Centrafrique : l’horreur wagnérienne s’installe durablement

Centrafrique : l’horreur wagnérienne s’installe durablement

Des exécutions sommaires suivies de décapitations attribuées aux mercenaires de Wagner. L’opposition et la société civile multiplient les appels au retrait de ces groupes armés, détenteurs d’un permis de tuer accordé par les autorités de Bangui. Voici le quotidien d’une nation sous l’emprise de la terreur wagnérienne.

Scène de décapitation attribuée aux mercenaires de Wagner en Centrafrique

Le 8 juillet dernier, une nouvelle vague de violence a secoué la République centrafricaine, relayée par des vidéos choquantes circulant sur les réseaux sociaux. Cette scène macabre s’est produite en zone rurale, où des hommes ont été piégés et exécutés par les hommes de Wagner. Après leur abattage, les mercenaires ont décapité leurs victimes, alignant les têtes sur le sol comme une sinistre exposition. Assistés par des supplétifs locaux surnommés les « Russes noirs » par les habitants, ces bourreaux ont filmé leurs actes en commentant à haute voix. Parmi leurs propos glaçants, on entend distinctement le chef du groupe ordonner : « Vous ne voulez pas la paix ? C’est maintenant. Égorgez chaque personne ! » Cette mise en scène rappelle étrangement les pratiques des groupes djihadistes, connus pour leurs vidéos de propagande macabre.

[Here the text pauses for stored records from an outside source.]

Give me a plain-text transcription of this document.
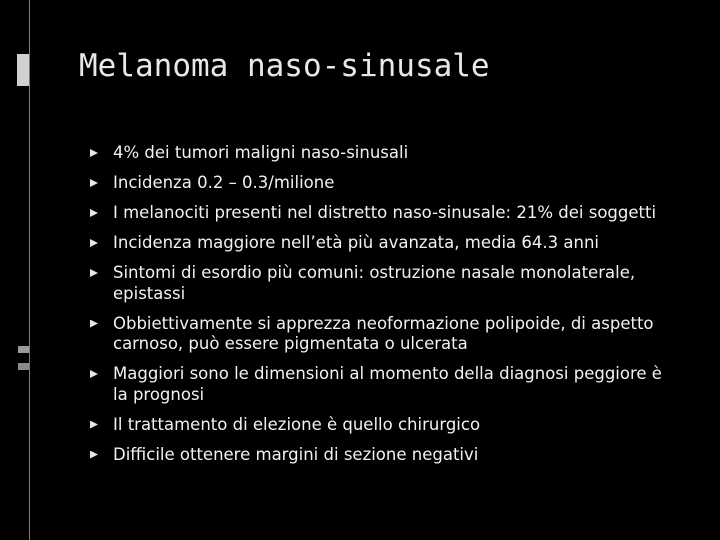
Melanoma naso-sinusale
4% dei tumori maligni naso-sinusali
Incidenza 0.2 – 0.3/milione
I melanociti presenti nel distretto naso-sinusale: 21% dei soggetti
Incidenza maggiore nell’età più avanzata, media 64.3 anni
Sintomi di esordio più comuni: ostruzione nasale monolaterale, epistassi
Obbiettivamente si apprezza neoformazione polipoide, di aspetto carnoso, può essere pigmentata o ulcerata
Maggiori sono le dimensioni al momento della diagnosi peggiore è la prognosi
Il trattamento di elezione è quello chirurgico
Difficile ottenere margini di sezione negativi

La violence wagnérienne devient la norme

Les victimes de ce massacre étaient pour la plupart des membres de groupes armés venus participer à une opération officielle de désarmement, détournée en boucherie par Wagner. Quelques civils, dont un chef de village, ont également été pris dans ce guet-apens et exécutés. Bien que ces images aient provoqué un vif émoi dans la population, elles ne sont que la partie émergée d’un iceberg de violences commises par les mercenaires russes en Centrafrique. Ces derniers, armés d’un permis de tuer validé par le pouvoir central, agissent en toute impunité.

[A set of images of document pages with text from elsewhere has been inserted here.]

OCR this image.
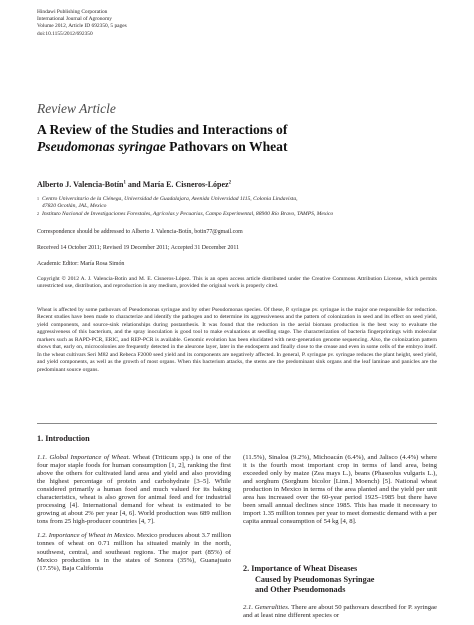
Hindawi Publishing Corporation
International Journal of Agronomy
Volume 2012, Article ID 692350, 5 pages
doi:10.1155/2012/692350
Review Article
A Review of the Studies and Interactions of
Pseudomonas syringae Pathovars on Wheat
Alberto J. Valencia-Botín$^1$ and María E. Cisneros-López$^2$
1 Centro Universitario de la Ciénega, Universidad de Guadalajara, Avenida Universidad 1115, Colonia Lindavista,
47820 Ocotlán, JAL, Mexico
2 Instituto Nacional de Investigaciones Forestales, Agrícolas y Pecuarias, Campo Experimental, 88900 Río Bravo, TAMPS, Mexico
Correspondence should be addressed to Alberto J. Valencia-Botín, botin77@gmail.com
Received 14 October 2011; Revised 19 December 2011; Accepted 31 December 2011
Academic Editor: María Rosa Simón
Copyright © 2012 A. J. Valencia-Botín and M. E. Cisneros-López. This is an open access article distributed under the Creative Commons Attribution License, which permits unrestricted use, distribution, and reproduction in any medium, provided the original work is properly cited.
Wheat is affected by some pathovars of Pseudomonas syringae and by other Pseudomonas species. Of these, P. syringae pv. syringae is the major one responsible for reduction. Recent studies have been made to characterize and identify the pathogen and to determine its aggressiveness and the pattern of colonization in seed and its effect on seed yield, yield components, and source-sink relationships during postanthesis. It was found that the reduction in the aerial biomass production is the best way to evaluate the aggressiveness of this bacterium, and the spray inoculation is good tool to make evaluations at seedling stage. The characterization of bacteria fingerprintings with molecular markers such as RAPD-PCR, ERIC, and REP-PCR is available. Genomic evolution has been elucidated with next-generation genome sequencing. Also, the colonization pattern shows that, early on, microcolonies are frequently detected in the aleurone layer, later in the endosperm and finally close to the crease and even in some cells of the embryo itself. In the wheat cultivars Seri M82 and Rebeca F2000 seed yield and its components are negatively affected. In general, P. syringae pv. syringae reduces the plant height, seed yield, and yield components, as well as the growth of most organs. When this bacterium attacks, the stems are the predominant sink organs and the leaf laminae and panicles are the predominant source organs.
1. Introduction

1.1. Global Importance of Wheat. Wheat (Triticum spp.) is one of the four major staple foods for human consumption [1, 2], ranking the first above the others for cultivated land area and yield and also providing the highest percentage of protein and carbohydrate [3–5]. While considered primarily a human food and much valued for its baking characteristics, wheat is also grown for animal feed and for industrial processing [4]. International demand for wheat is estimated to be growing at about 2% per year [4, 6]. World production was 689 million tons from 25 high-producer countries [4, 7].

1.2. Importance of Wheat in Mexico. Mexico produces about 3.7 million tonnes of wheat on 0.71 million ha situated mainly in the north, southwest, central, and southeast regions. The major part (85%) of Mexico production is in the states of Sonora (35%), Guanajuato (17.5%), Baja California

(11.5%), Sinaloa (9.2%), Michoacán (6.4%), and Jalisco (4.4%) where it is the fourth most important crop in terms of land area, being exceeded only by maize (Zea mays L.), beans (Phaseolus vulgaris L.), and sorghum (Sorghum bicolor [Linn.] Moench) [5]. National wheat production in Mexico in terms of the area planted and the yield per unit area has increased over the 60-year period 1925–1985 but there have been small annual declines since 1985. This has made it necessary to import 1.35 million tonnes per year to meet domestic demand with a per capita annual consumption of 54 kg [4, 8].

2. Importance of Wheat Diseases
Caused by Pseudomonas Syringae
and Other Pseudomonads

2.1. Generalities. There are about 50 pathovars described for P. syringae and at least nine different species or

Depuis les années 1990, la Centrafrique est souvent décrite comme un État fantôme, un pays qui n’existe pas selon l’expression popularisée par certains observateurs. Entre coups d’État, mutineries et instabilité chronique, ce territoire est devenu une zone grise où coexistent un pouvoir central affaibli, confiné à Bangui, et une multitude de groupes armés incontrôlables. Dans ce contexte, la Mission multidimensionnelle intégrée des Nations unies pour la stabilisation en Centrafrique (Minusca) peine à endiguer la spirale de violence. L’arrivée des mercenaires de Wagner, officiellement pour une coopération bilatérale avec Moscou, a exacerbé une situation déjà explosive, transformant la violence endémique en un spectacle quotidien pour les habitants.

Wagner, un État dans l’État

Les mercenaires russes se sont installés durablement en Centrafrique, où ils étendent leur emprise sur tous les leviers du pouvoir. Exploitant les richesses minières du pays, ils contrôlent désormais l’armée, la police, la justice, les services de renseignement et même la gestion des flux à l’aéroport de Bangui. Leur influence s’étend si loin que de nombreux Centrafricains estiment que les pouvoirs de Wagner surpassent ceux des autorités officielles. Les disparitions, tortures et crimes attribués à ces groupes restent impunis, renforçant l’image d’une justice paralysée.

Contrairement à d’autres régions où Wagner a été rebaptisé « Africa Corps » après la mort de son fondateur Evgueni Prigojine, les mercenaires en Centrafrique conservent fièrement leur nom d’origine, comme un hommage à leur chef disparu. Une statue à sa gloire a même été érigée, et chaque année, des soldats centrafricains célèbrent son anniversaire aux côtés de leurs « partenaires » wagnériens. Cette situation absurde révèle une forme inédite d’ordre colonial, où la terreur est devenue un mode de gouvernance.

Malgré les appels répétés de l’opposition et de la société civile pour le départ des mercenaires et la fin de l’impunité, les autorités centrafricaines opposent un silence assourdissant. Lors d’une réunion en 2022, le président Faustin-Archange Touadéra avait justifié son alliance avec Wagner par une phrase sans équivoque : « Nous avons besoin des Russes. C’est grâce à eux que nous gardons le pouvoir. » Une déclaration qui résume l’état d’une nation prête à sacrifier son avenir pour conserver un semblant de stabilité.

La Centrafrique, autrefois décrite comme un pays qui n’existe pas, est aujourd’hui devenue une capitale de la terreur extrême. Un territoire à la dérive, où la violence est érigée en système et où l’espoir de jours meilleurs semble s’éloigner un peu plus chaque jour.